Contextual remapping in visual search after predictable target-location changes.
Conci, Markus; Sun, Luning; Müller, Hermann J
2011-07-01
Invariant spatial context can facilitate visual search. For instance, detection of a target is faster if it is presented within a repeatedly encountered, as compared to a novel, layout of nontargets, demonstrating a role of contextual learning for attentional guidance ('contextual cueing'). Here, we investigated how context-based learning adapts to target location (and identity) changes. Three experiments were performed in which, in an initial learning phase, observers learned to associate a given context with a given target location. A subsequent test phase then introduced identity and/or location changes to the target.
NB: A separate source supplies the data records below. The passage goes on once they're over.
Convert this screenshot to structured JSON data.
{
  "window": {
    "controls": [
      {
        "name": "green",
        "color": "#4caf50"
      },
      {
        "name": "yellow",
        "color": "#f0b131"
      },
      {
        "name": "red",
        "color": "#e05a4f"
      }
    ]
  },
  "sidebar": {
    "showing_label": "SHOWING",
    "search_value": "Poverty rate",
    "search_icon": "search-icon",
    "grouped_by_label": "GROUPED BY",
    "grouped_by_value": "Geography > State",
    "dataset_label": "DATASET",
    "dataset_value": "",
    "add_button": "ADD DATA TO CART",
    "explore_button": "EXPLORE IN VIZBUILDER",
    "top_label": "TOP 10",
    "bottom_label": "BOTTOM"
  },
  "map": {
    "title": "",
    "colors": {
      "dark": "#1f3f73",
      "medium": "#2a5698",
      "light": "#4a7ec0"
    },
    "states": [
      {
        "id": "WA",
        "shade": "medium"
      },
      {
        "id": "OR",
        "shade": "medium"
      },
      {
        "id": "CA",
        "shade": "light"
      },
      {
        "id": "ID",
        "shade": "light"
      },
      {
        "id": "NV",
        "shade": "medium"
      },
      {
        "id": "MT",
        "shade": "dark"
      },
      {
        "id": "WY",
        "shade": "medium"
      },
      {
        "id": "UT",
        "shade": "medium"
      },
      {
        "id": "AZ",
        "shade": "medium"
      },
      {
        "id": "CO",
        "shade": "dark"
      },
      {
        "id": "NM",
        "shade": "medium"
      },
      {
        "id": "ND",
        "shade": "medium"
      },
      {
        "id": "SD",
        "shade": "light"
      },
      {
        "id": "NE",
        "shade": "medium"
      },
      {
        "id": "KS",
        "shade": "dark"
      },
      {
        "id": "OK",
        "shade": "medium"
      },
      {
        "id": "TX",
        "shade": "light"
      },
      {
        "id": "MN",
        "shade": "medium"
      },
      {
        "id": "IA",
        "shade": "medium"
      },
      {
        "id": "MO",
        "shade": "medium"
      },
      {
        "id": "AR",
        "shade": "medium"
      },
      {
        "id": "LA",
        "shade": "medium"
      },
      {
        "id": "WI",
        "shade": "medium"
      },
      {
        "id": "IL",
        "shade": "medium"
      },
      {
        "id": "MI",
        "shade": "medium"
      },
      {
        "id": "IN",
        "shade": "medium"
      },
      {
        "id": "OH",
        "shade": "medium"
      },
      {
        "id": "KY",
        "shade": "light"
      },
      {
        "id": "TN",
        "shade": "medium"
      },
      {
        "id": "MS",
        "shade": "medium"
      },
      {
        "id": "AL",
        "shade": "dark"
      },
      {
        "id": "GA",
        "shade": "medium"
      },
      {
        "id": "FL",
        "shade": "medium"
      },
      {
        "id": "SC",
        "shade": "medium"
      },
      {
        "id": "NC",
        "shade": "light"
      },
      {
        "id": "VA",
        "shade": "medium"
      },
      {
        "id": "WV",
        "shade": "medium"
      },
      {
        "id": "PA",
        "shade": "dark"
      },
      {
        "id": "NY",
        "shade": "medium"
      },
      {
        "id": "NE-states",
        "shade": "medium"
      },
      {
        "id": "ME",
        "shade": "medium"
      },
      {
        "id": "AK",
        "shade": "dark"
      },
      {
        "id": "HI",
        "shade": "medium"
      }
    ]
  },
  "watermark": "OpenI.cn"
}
The results showed that contextual cueing could not compensate for target changes that were not 'predictable' (i.e. learnable). However, for predictable changes, contextual cueing remained effective even immediately after the change. These findings demonstrate that contextual cueing is adaptive to predictable target location changes. Under these conditions, learned contextual associations can be effectively 'remapped' to accommodate new task requirements.